それは言語に先立って意味はありえないというテーゼである。
ここで、言語とはどういうものか。
言語は「たんなるコミュニケーションの道具」のような静的・秩序的な御しやすいものではない。
私たちのような言語を用いる主体が言語による分節と秩序化の運動に先立って外的に存在するのではなく、私たちという主体そのものもまた言語によって構築され変成されていくのである。
私たち人間もまた言語による分節、組織化と変成という不断の運動の渦から免れない。
こうした動的な言語観に通ずる文字観をもつ人間を私は見つけた。
白川静先生である。
「『字統』において展開される文字一つ一つについての説解は、形象に基づいて行われ、事物の具体性を明確に理解することができる。一方で、さまざまな儀礼的合意をともなう観念がわかりづらいのは、呪術の持つ性格による。ただ、一神教におけるような一つの霊力によっては、これらの観念を統合することはできないという考えに理解を示す者にとっては、この観念は共感的に生きており、文字として形象された事物への理解が可能となる。『字統』の文字解釈が、新しい視点で漢字に関するイメージを覆したといわれるのはこの共感による。(『入門講座白川静の世界Ⅰ文字』、p149、ll7-ll12)」
白川先生の漢字論は古代中国の人間と人間的世界の周辺に邪悪な力が充満していたという仮説のうえに構築されている。
先生はそうした悪意であるとか不明な力とかを祓い抑えるために、住みうる世界を塑造するために人間はことばを用い、ことばの持つ呪的な機能を定着させ永久化するために文字が作られたとする。
始皇帝が図ったように、莫大な数の人間を束ねて国家を形成するには単一の言語や度量衡といった規格の統一化、秩序化が必要である。
が、そうして上から意匠をまとわされた国家・国民というものは生身の人間存在ではない。
国民というペルソナはあたたかい血の通った人間の顔ではない。
私は現に私たちがそうであるように国家共同体が人間に一定度の自由と平和を与えることの意義を否定しない。
だがそうした共同幻想には人間の実存を疎外することがその成立の契機としてあらかじめ組み込まれていることは想起されてよい。

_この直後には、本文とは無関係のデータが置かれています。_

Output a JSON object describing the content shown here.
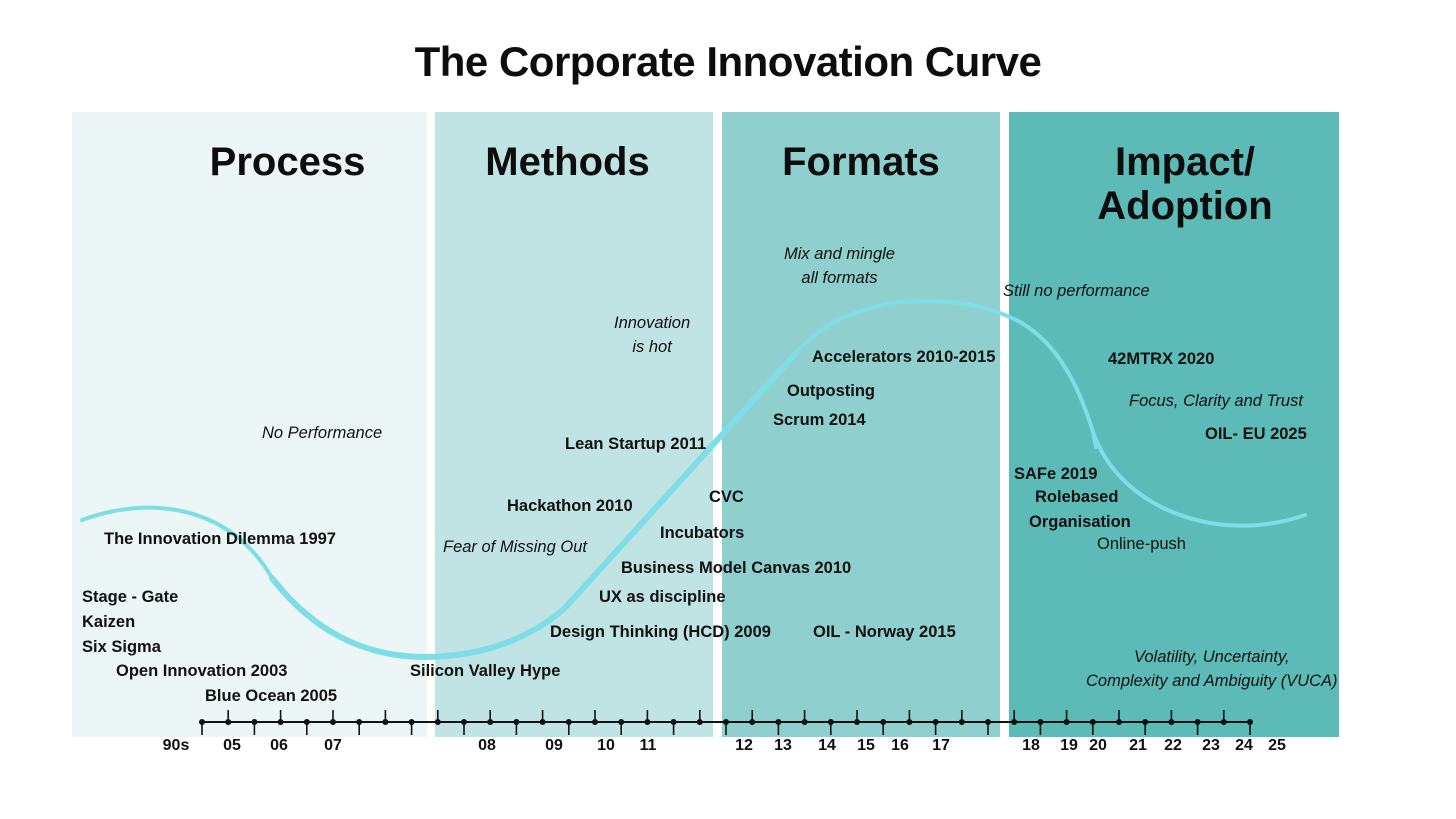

人間はそれほど清潔で健康で理性的で博愛的な存在ではない。
人間は意識をもつ。
意識を持つ限りは外界とのあいだに越境不可能な断絶をもち摩擦が生じる。
摩擦がある限りは人間の心には澱が溜まる。
澱から目を逸らすことはなんの解決にもならない。
あるいは澱の発生そのものを抑圧しようとしたところでそれが消滅することはない。
水面下に潜伏するだけである。
生身の人間をただしく捉えるには上からの立場からみえる表象だけを受け入れてはならない。
ソシュールや白川先生の発生的な言語・文字観は人間と人間的世界の起源にある混沌に接近する、あるいは「起源」という表象を立てずに絶えざる変遷そのものをまなざす。
そうした力動的な文字という視点こそが、手書きの文字の楽しさに近いのではないかと私は考える。